Le huis-clos familial risque de provoquer une augmentation des violences conjugales
Le huis-clos familial risque de provoquer une augmentation des violences conjugales - © MARTIN BUREAU - AFP

Le confinement que nous connaissons actuellement pourrait engendrer une augmentation des violences intrafamiliales. C’est ce que redoutent plusieurs associations qui militent contre les violences faites aux femmes.
Ce week-end, la zone de police Bruxelles Nord (Schaerbeek, Evere, et Saint-Josse) annonçait son intention de reprendre contact par téléphone avec toutes les personnes qui avaient déposé plainte pour des actes de violence familiale, au cours des 3 derniers mois. Une manière de leur dire qu’elles ne sont pas seules pendant ces semaines de confinement.

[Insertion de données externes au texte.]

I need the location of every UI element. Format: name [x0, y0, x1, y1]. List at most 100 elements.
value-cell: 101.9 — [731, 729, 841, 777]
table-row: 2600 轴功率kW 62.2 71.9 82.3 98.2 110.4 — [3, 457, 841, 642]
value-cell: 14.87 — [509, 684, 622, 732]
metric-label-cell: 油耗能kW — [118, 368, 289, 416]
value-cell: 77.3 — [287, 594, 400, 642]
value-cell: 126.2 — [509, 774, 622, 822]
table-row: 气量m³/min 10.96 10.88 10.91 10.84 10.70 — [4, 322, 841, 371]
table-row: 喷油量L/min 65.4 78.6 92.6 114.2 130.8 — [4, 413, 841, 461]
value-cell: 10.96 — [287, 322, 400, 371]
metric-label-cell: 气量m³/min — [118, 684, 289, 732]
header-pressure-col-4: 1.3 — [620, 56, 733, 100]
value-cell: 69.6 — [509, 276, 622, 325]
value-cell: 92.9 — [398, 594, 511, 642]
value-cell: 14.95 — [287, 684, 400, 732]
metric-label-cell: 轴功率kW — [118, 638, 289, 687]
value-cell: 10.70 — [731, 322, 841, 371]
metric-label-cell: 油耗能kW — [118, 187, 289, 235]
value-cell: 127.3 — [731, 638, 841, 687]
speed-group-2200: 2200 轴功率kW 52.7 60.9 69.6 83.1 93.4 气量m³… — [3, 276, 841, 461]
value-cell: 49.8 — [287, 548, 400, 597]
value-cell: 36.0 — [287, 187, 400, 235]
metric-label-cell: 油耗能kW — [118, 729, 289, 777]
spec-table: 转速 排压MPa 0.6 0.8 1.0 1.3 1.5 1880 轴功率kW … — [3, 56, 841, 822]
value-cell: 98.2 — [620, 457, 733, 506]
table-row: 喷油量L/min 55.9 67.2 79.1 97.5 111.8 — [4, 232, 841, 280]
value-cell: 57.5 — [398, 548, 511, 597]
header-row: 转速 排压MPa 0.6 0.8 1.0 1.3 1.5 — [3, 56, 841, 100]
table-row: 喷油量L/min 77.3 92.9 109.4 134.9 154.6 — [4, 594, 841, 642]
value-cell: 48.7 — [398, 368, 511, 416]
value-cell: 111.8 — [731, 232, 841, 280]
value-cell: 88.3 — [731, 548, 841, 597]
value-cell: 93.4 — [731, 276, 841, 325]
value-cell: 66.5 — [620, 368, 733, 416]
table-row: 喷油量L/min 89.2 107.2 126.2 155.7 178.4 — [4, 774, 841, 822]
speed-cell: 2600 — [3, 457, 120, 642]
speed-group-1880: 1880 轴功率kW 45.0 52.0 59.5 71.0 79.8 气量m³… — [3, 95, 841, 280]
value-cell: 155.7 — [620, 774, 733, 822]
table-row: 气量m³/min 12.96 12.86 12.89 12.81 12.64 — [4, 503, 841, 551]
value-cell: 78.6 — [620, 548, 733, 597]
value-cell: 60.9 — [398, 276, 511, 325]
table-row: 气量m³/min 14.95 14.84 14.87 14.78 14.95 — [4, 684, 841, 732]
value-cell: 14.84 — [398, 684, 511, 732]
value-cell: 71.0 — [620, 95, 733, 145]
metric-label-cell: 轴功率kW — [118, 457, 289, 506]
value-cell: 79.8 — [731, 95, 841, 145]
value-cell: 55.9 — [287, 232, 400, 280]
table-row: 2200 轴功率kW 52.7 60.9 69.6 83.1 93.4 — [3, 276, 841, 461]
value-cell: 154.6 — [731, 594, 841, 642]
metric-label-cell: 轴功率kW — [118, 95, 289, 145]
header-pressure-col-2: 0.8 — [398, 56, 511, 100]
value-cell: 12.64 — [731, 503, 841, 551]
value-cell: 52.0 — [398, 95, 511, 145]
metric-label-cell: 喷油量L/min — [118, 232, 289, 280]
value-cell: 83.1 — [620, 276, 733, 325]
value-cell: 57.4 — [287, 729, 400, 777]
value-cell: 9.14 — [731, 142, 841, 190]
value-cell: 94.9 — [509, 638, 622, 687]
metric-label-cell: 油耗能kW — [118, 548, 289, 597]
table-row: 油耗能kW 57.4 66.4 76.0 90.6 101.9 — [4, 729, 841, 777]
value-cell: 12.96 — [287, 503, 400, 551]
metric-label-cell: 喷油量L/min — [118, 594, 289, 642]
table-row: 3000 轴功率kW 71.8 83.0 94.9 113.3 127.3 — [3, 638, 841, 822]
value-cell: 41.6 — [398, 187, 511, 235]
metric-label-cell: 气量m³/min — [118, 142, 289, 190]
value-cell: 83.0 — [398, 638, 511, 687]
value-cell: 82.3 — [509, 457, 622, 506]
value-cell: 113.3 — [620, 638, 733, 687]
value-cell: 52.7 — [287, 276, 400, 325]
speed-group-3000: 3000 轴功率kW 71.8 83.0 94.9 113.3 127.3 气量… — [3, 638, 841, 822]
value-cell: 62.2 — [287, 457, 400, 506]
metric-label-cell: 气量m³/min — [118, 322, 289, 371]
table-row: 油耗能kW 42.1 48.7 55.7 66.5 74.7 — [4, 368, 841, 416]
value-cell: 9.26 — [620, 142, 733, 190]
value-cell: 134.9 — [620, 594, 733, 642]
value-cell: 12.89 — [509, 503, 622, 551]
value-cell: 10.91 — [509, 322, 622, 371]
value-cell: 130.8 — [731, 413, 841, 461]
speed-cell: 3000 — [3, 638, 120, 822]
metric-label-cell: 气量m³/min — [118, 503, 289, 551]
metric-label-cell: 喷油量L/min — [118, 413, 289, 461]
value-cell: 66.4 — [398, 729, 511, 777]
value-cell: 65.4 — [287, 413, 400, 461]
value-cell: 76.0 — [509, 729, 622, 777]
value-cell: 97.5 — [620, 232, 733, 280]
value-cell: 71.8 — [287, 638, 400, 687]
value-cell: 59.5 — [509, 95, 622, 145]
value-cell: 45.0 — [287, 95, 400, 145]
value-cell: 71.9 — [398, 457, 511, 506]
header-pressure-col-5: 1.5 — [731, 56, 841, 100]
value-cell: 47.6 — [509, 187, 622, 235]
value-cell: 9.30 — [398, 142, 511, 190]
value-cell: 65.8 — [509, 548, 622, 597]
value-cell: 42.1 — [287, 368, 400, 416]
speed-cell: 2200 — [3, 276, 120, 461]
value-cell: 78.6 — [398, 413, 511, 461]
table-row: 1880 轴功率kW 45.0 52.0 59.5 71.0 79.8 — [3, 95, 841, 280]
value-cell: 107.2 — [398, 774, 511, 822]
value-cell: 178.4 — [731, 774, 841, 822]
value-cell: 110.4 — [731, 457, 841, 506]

Le confinement, c’est déjà difficile pour un couple qui va bien…

Une initiative saluée par Josiane Coruzzi, directrice de l'asbl Solidarité Femmes et Refuge pour femmes battues à La Louvière. "Tout ce qui permet aux victimes de ne pas se sentir isolées, seules et impuissantes est une bonne  initiative". Les autres zones de police devraient peut-être s’en inspirer, ajoute-t-elle. Car cette professionnelle redoute également l’impact du confinement sur l’ambiance au sein des familles. "Se retrouver 24 heures sur 24 avec un mari et des enfants qui s’ennuient, c’est de toute façon une épreuve. Mais si la violence fait déjà partie de la famille et que soudain, madame, excédée, répond à monsieur, cela risque de déraper vers des violences physiques".

Une task force pour limiter les risques d’amplification de la violence

Une inquiétude partagée par les autorités. Jeudi dernier, la Wallonie, la Fédération Wallonie-Bruxelles (FWB), la Région bruxelloise et la Cocof ont décidé de mettre sur pied une "task force" pour s’assurer que les infrastructures d’accueil soient suffisantes pour répondre aux besoins d’éloignement en urgence du domicile. Une campagne de communication, rappelant les différents numéros des services d’urgence, d’écoute et de soutien sera aussi diffusée tout comme le rappel de la ligne d’écoute gratuite : 0800/30.030. Par ailleurs, on a appris ce dimanche que le groupe de travail interministériel "Droits des Femmes", comprenant douze ministres, du fédéral et des entités fédérées, se réunira (en vidéoconférence) le 2 avril. L’objectif sera de faire le point en matière de prévention, d’information, d’accompagnement et de protection des victimes, ainsi que de répression et de suivi des auteurs.